La problématique de non réversibilité.
L’autorail, à la différence de la remorque, avait besoin d’être orienté dans le bon sens avant chacun des trajets lorsqu’il circulait seul. Le passage en plaque ou pont tournant (voire en triangle) était obligatoire aux extrémités des dessertes.
Toutefois, compte tenu de son faible poids, la possibilité d’un retournement autonome de l’engin avait été étudiée et mise en pratique sur les deux derniers exemplaires livrés. A cette fin, une plaque tournante avait été fixée sous le châssis au niveau du centre de gravité. La descente de la plaque pour appui et le soulèvement de l’autorail pour permettre la rotation étaient effectués par des vérins alimentés par un distributeur lui-même relié à une pompe qui fonctionnait grâce à une prise de mouvement montée sur la boite de vitesse. Une fois soulevé de quelques centimètres au-dessus du rail, l’autorail pouvait être poussé pour lui faire faire une manœuvre de rotation de 180°. On voit, sur cette photographie ci-dessous, cette manœuvre en cours de réalisation.
Performances et essais
Les premières mesures ont porté sur l’insonorisation afin de s’assurer que le bruit ambiant n’était pas trop élevé par rapport à l’autocar. Or, le niveau de bruit constaté était le même sur route que sur rails malgré le roulement sur voie ferrée qui pouvait laissait craindre une gêne pour les voyageurs. Les roues élastiques avaient ainsi démontré toutes leurs pertinences.
En termes de consommation, l’autorail savait se montrer sobre puisqu’il ne dépensait que 17 litres de gasoil aux 100km et 20 litres avec la remorque. La limitation à 1200 t/mn au lieu des 1700t/mn possibles avait eu un effet sensible sur sa consommation.

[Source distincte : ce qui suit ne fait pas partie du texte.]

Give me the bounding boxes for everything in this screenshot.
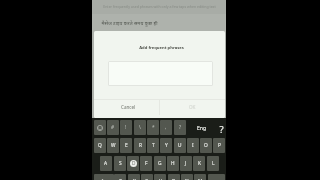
staticText: \	[139, 124, 141, 131]
button[interactable]: P	[213, 138, 225, 153]
button[interactable]: Q	[94, 138, 106, 153]
staticText: J	[185, 160, 187, 167]
staticText: T	[152, 142, 155, 149]
staticText: #	[111, 124, 115, 131]
staticText: W	[111, 142, 116, 149]
button[interactable]: O	[200, 138, 212, 153]
button[interactable]: K	[193, 156, 205, 171]
staticText: P	[218, 142, 221, 149]
button[interactable]: G	[154, 156, 166, 171]
button[interactable]: E	[120, 138, 132, 153]
staticText: ,	[165, 124, 167, 131]
staticText: Y	[165, 142, 168, 149]
staticText: M	[198, 178, 203, 180]
staticText: Eng	[197, 125, 206, 132]
staticText: H	[171, 160, 175, 167]
staticText: U	[178, 142, 182, 149]
button[interactable]: Y	[160, 138, 172, 153]
button[interactable]: N	[181, 174, 193, 180]
staticText: B	[172, 178, 176, 180]
staticText: V	[159, 178, 162, 180]
staticText: A	[104, 160, 108, 167]
button[interactable]: A	[100, 156, 112, 171]
staticText: N	[185, 178, 189, 180]
staticText: S	[119, 160, 122, 167]
button[interactable]: R	[134, 138, 146, 153]
staticText: E	[125, 142, 128, 149]
staticText: K	[198, 160, 201, 167]
staticText: X	[133, 178, 136, 180]
button[interactable]: Shift	[94, 174, 114, 180]
staticText: D	[132, 160, 136, 167]
button[interactable]: F	[140, 156, 152, 171]
staticText: G	[158, 160, 162, 167]
button[interactable]: X	[128, 174, 140, 180]
button[interactable]: J	[180, 156, 192, 171]
button[interactable]: S	[114, 156, 126, 171]
staticText: Enter frequently used phrases with only …	[103, 4, 216, 9]
button[interactable]: !	[120, 120, 132, 135]
button[interactable]: ,	[160, 120, 172, 135]
button[interactable]: I	[187, 138, 199, 153]
button[interactable]: M	[194, 174, 206, 180]
staticText: O	[204, 142, 208, 149]
button[interactable]: B	[168, 174, 180, 180]
staticText: *	[152, 124, 155, 131]
button[interactable]: Z	[114, 174, 126, 180]
button[interactable]: Cancel	[96, 100, 161, 114]
staticText: मैसेज टाइप करते समय कुछ ही	[101, 20, 158, 27]
button[interactable]: ?	[174, 120, 186, 135]
button[interactable]: L	[207, 156, 219, 171]
staticText: ?	[219, 123, 224, 135]
button[interactable]: \	[134, 120, 146, 135]
staticText: Add frequent phrases	[139, 45, 184, 51]
button[interactable]: C	[141, 174, 153, 180]
button[interactable]: T	[147, 138, 159, 153]
staticText: Q	[98, 142, 102, 149]
button[interactable]	[108, 61, 213, 86]
staticText: OK	[189, 104, 196, 110]
staticText: Z	[119, 178, 122, 180]
button[interactable]: W	[107, 138, 119, 153]
button[interactable]: *	[147, 120, 159, 135]
staticText: I	[192, 142, 194, 149]
staticText: ?	[179, 124, 182, 131]
button[interactable]: V	[154, 174, 166, 180]
staticText: C	[145, 178, 149, 180]
button[interactable]: #	[107, 120, 119, 135]
button[interactable]: Emoji	[94, 120, 106, 135]
staticText: Cancel	[121, 104, 136, 110]
button[interactable]: H	[167, 156, 179, 171]
staticText: L	[212, 160, 215, 167]
staticText: R	[139, 142, 142, 149]
button[interactable]: U	[174, 138, 186, 153]
staticText: F	[145, 160, 148, 167]
staticText: !	[125, 124, 127, 131]
button[interactable]	[127, 156, 139, 171]
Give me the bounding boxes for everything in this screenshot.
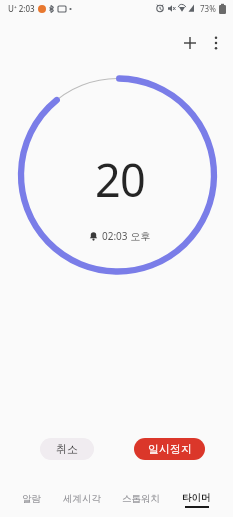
button[interactable] <box>178 31 202 55</box>
button[interactable]: 세계시각 <box>63 493 101 508</box>
button[interactable]: 취소 <box>40 438 94 460</box>
button[interactable] <box>204 31 228 55</box>
staticText: U⁺ 2:03 <box>8 3 35 14</box>
button[interactable]: 일시정지 <box>134 438 205 460</box>
staticText: 일시정지 <box>148 442 192 456</box>
button[interactable]: 스톱워치 <box>122 493 160 508</box>
staticText: 스톱워치 <box>122 493 160 505</box>
staticText: 02:03 오후 <box>102 229 151 243</box>
button[interactable]: 타이머 <box>182 492 211 508</box>
staticText: 취소 <box>56 442 78 456</box>
staticText: 타이머 <box>182 492 211 504</box>
staticText: 알람 <box>22 493 41 505</box>
staticText: 세계시각 <box>63 493 101 505</box>
staticText: 20 <box>95 149 145 210</box>
staticText: 73% <box>200 3 216 14</box>
button[interactable]: 알람 <box>22 493 41 508</box>
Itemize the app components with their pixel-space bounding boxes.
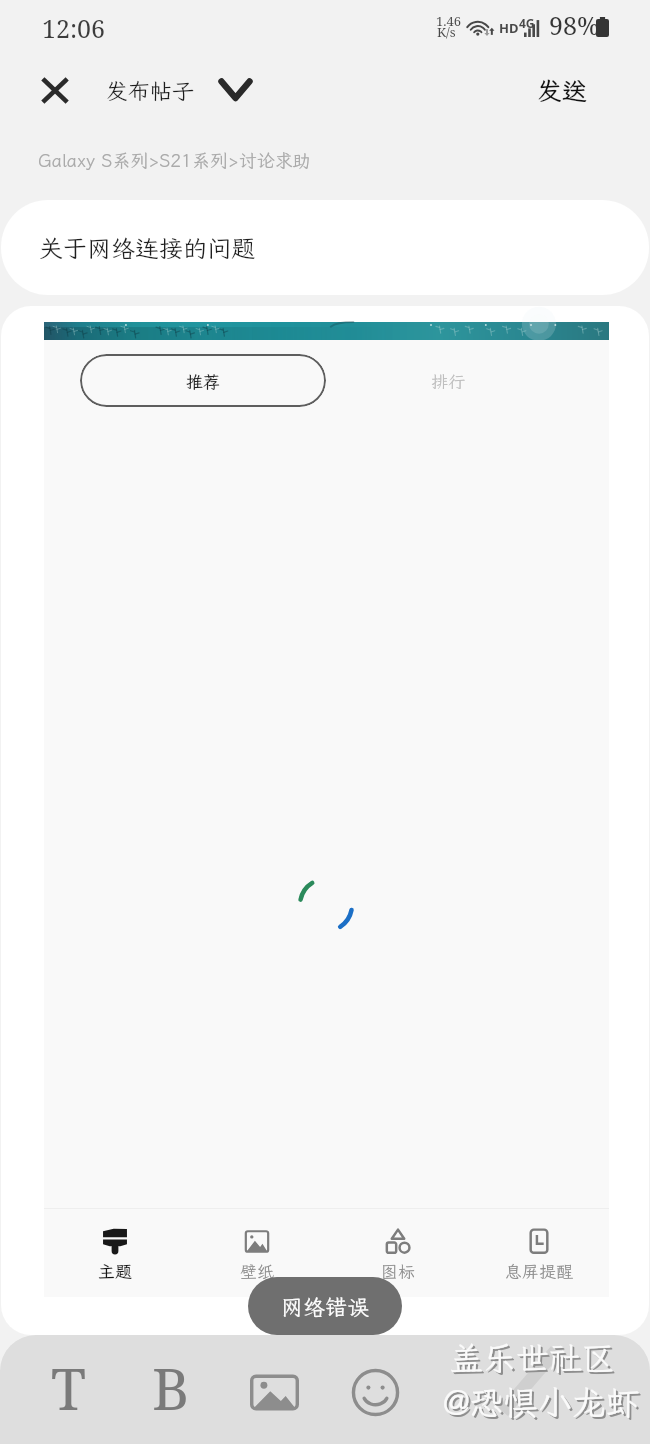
staticText: 主题 [98, 1260, 132, 1282]
staticText: 壁纸 [240, 1260, 274, 1282]
button[interactable]: 排行 [388, 354, 508, 407]
button[interactable]: 图标 [327, 1209, 468, 1297]
button[interactable]: 推荐 [1, 306, 649, 1335]
staticText: B [152, 1349, 190, 1417]
staticText: 1.46 [436, 12, 462, 30]
staticText: 12:06 [42, 11, 106, 45]
button[interactable]: 推荐 [80, 354, 326, 407]
staticText: 排行 [431, 370, 465, 392]
button[interactable]: 发送 [514, 66, 610, 114]
button[interactable]: Galaxy S系列>S21系列>讨论求助 [30, 141, 319, 179]
button[interactable]: Insert image [240, 1358, 308, 1426]
staticText: @恐惧小龙虾 [445, 1382, 642, 1427]
staticText: 98% [549, 8, 600, 42]
staticText: 网络错误 [281, 1292, 370, 1321]
staticText: 发送 [537, 74, 588, 107]
button[interactable]: 发布帖子 [106, 66, 252, 114]
staticText: K/s [437, 23, 456, 41]
staticText: 息屏提醒 [505, 1260, 573, 1282]
staticText: 盖乐世社区 [450, 1336, 615, 1379]
button[interactable]: Emoji [341, 1358, 409, 1426]
button[interactable]: Close [25, 65, 85, 115]
staticText: 4G [519, 15, 535, 31]
staticText: 发布帖子 [106, 76, 195, 105]
staticText: 推荐 [186, 370, 220, 392]
staticText: 盖乐世社区 [452, 1338, 617, 1381]
button[interactable]: 壁纸 [186, 1209, 327, 1297]
staticText: HD [499, 19, 519, 37]
button[interactable]: 主题 [44, 1209, 186, 1297]
staticText: @恐惧小龙虾 [443, 1380, 640, 1425]
button[interactable]: Text style [34, 1349, 102, 1417]
staticText: T [51, 1349, 86, 1417]
staticText: 关于网络连接的问题 [39, 232, 255, 264]
button[interactable]: 关于网络连接的问题 [1, 200, 649, 295]
button[interactable]: 息屏提醒 [468, 1209, 609, 1297]
button[interactable]: Bold [137, 1349, 205, 1417]
staticText: Galaxy S系列>S21系列>讨论求助 [38, 148, 311, 172]
staticText: 图标 [381, 1260, 415, 1282]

Le graphique suivant donne les performances en fonction du profil de la ligne. En palier, que ce soit autorail seul ou avec remorque, la vitesse de 70km/h était atteinte. L’autorail seul était même capable de la maintenir jusqu’à une déclivité de 12mm/m. En rampe de 15mm l’autorail pouvait rouler à 60 km/h et à 40km/h avec remorque.
Que sont-ils devenus?
Ces autorails, conçus dès l’origine pour assurer l’intérim avec les nouveaux autorails unifiés en construction, ont parfaitement joué leurs rôles sur les petites lignes secondaires à faible trafic. Les deux premiers exemplaires, qui ont servi de prototypes, ont été utilisés dès novembre 1946 sur le Nord entre Crépy-en-Valois et Senlis. Les huit suivants, qui ont été commandés après la période d’essai des prototypes, ont été affectés au Sud Ouest où ils ont assuré des dessertes au départ d’Agen. Ils ont pris la numérotation SNCF X 5700.
Mais ces autorails à l’équipement sommaire, dépourvus de répétiteur de signaux et d’enregistreur de vitesse, ne pouvaient continuer à coexister très longtemps avec les autres engins moteurs de la SNCF. Ils ont été rapidement amortis et ont cessé leurs services sur les lignes du réseau quelques années après.
Il est indiqué sur Wikipédia que leur trace a été perdue en 1952/53 suite à leur radiation. En cherchant un petit peu, j’ai retrouvé quelques uns de nos autorails Floirat à plus de 8000 kilomètres de la France, à Madagascar. Ceux -ci seraient à voie métrique et auraient été livrés neufs comme d'ailleurs à la Réunion. Information donnée sur le site Forum Train par le pseudo "dedreux".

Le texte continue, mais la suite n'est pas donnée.